L’insolente croissance ivoirienne calme la grogne sociale
La crise politique de 2010-2011 qui avait fait 3 000 morts et laissé l’économie ivoirienne exsangue semble être loin tant le pays accumule les succès depuis plusieurs années. La croissance sera de l’ordre de 7 % en 2017 : une nouvelle richesse qui ne profite pas encore à tous les citoyens. Même si les signes d’une grogne sociale se multiplient depuis plusieurs semaines, la bonne forme de l’économie devrait permettre une stabilisation de la situation.
Comme toujours, la bataille des chiffres a lieu de manière feutrée entre le gouvernement ivoirien et plusieurs institutions internationales comme la Banque mondiale et le FMI. Alors que Yamoussoukro annonce une croissance de 8,2 % pour 2017, les deux autres organismes prévoient respectivement 7 % et 6,9%. Plusieurs chiffres, mais une même tendance : l’économie ivoirienne poursuit sa trajectoire insolente après une période calamiteuse (2010-2011) marquée par une guerre civile et sanctionnée par le départ contraint du président Laurent Gbagbo.
Démocratiquement élu, Alassane Ouattara mène depuis 2010 les destinées de son pays avec réussite, car la sortie de crise a été rapide et a permis à la Côte d’Ivoire de devenir l’une des locomotives économiques les plus solides du continent. Les cinq dernières années ont vu le PIB progresser de plus de 8 % et il devrait se maintenir à un bon 6,5 % pour la période 2018-2019 selon la Banque mondiale. Le Sénégalais Bakary Traoré, économiste analyste des politiques publiques à l’Organisation de coopération et de développement économiques (OCDE), estime pour sa part que la croissance continuera d’être très élevée au moins jusqu’en 2020 dans la mesure où toutes les conditions sont réunies « pour que le pays demeure à ce niveau de performances ».

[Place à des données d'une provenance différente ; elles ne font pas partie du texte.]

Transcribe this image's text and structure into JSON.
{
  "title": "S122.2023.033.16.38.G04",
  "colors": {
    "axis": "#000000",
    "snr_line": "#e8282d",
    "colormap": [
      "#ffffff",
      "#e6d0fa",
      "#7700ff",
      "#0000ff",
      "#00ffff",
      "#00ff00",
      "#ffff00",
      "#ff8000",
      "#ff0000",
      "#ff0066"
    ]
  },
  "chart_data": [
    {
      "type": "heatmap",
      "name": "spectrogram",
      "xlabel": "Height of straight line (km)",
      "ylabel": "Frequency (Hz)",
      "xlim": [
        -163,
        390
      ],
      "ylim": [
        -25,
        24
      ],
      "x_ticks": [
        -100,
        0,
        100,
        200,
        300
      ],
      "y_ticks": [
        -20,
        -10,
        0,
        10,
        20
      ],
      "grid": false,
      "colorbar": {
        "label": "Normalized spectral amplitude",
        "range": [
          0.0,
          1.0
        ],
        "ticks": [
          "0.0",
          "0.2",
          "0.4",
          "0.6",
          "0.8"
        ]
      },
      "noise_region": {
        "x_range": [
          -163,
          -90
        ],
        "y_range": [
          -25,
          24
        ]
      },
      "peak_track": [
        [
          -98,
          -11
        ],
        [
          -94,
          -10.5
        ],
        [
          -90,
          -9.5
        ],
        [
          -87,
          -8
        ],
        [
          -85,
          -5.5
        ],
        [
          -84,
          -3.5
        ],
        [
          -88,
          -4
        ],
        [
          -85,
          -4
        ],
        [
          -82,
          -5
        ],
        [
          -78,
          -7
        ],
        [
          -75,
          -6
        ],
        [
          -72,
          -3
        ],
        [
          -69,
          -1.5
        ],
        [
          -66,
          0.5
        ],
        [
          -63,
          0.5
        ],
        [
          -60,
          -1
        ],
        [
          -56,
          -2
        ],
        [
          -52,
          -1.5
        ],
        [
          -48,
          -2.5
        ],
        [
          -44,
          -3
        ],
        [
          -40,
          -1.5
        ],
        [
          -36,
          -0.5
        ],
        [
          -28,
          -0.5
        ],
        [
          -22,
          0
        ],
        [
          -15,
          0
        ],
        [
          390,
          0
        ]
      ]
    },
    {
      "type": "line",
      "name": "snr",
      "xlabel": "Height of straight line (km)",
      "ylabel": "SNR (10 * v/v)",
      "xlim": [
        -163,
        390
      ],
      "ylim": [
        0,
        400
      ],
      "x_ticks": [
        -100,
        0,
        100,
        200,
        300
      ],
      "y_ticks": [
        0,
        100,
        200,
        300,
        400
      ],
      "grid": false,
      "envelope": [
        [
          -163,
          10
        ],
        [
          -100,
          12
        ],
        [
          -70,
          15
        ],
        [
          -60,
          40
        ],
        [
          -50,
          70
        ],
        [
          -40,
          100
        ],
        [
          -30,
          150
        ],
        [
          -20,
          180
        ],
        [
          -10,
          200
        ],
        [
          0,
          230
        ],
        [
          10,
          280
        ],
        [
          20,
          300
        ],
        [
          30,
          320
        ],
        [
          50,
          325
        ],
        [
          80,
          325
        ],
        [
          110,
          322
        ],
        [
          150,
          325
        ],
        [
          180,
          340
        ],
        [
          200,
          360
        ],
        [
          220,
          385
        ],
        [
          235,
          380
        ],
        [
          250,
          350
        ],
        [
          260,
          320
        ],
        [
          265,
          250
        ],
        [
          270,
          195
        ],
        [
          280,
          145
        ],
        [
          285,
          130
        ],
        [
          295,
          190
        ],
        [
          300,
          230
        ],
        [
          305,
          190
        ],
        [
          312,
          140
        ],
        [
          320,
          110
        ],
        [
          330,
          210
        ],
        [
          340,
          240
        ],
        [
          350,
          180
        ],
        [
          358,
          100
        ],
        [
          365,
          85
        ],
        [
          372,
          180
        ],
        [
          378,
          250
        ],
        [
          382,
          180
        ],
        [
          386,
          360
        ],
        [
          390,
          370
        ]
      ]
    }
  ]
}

Une croissance qui ne profite pas encore à tous
Pourtant, le miracle économique ivoirien ne doit pas occulter les difficultés rencontrées par l’État sur le plan social. Les Ivoiriens eux-mêmes se chargent de réguliers rappels à l’ordre depuis le début de l’année 2017, car si la croissance est bien là, ses effets ne se font pas toujours ressentir auprès des plus humbles. Le pouvoir en a plus que jamais conscience et a créé un nouveau ministère intitulé « ministère de la Solidarité, de la Cohésion sociale et de l’Indemnisation des victimes chargé » d’« apaiser les cœurs, soulager les douleurs, réduire les frustrations, les rancœurs et les ressentiments » selon Mariatou Koné, la nouvelle ministre. Des propos très diplomates qui visent en premier lieu à répondre à l’agacement marqué d’une partie des fonctionnaires et de l’armée.
Depuis plusieurs mois, ces deux catégories professionnelles expriment régulièrement leurs revendications sociales. Les militaires ont montré à plusieurs occasions leur pouvoir de nuisance en faisant des débrayages et en organisant des manifestations au cours desquelles certains soldats n’ont pas hésité à tirer en l’air pour signifier leur mécontentement. Ils réclament de meilleures conditions salariales et le paiement de primes. Des sorties intempestives des casernes qui font peur dans une nation encore vivement marquée du sceau de la guerre civile. Les demandes des agents du service public en grève sont aussi de nature économique puisqu’ils attendent une revalorisation salariale et la fin des retards de paiement de leur rémunération. La grogne n’est pas un épiphénomène, et le gouvernement ivoirien cherche à calmer les esprits afin d’éviter un embrasement social du pays.
Une baisse des tensions en bonne voie grâce à la normalisation progressive de la vie politique ivoirienne. Les sanctions judiciaires prononcées à l’encontre des anciennes figures de l’ère Gbagbo sont peu à peu levées, et certaines de ces personnalités ont librement participé aux dernières élections législatives. Les efforts pour parvenir à une véritable cohésion nationale commencent à porter leurs fruits.
2017 est donc une année charnière pour la Côte d’Ivoire. L’État doit aujourd’hui arbitrer entre dépenses publiques pour améliorer rapidement et sensiblement les conditions de vie du plus grand nombre et veiller à ne pas creuser immodérément la dette. Un exercice d’équilibriste toutefois facilité par la forte croissance qui permet de dégager des marges de manœuvre plus importantes. Une situation financière qui rassure les investisseurs, visiblement confiants dans la capacité du gouvernement de Yamoussoukro pour redistribuer en douceur les fruits du développement économique.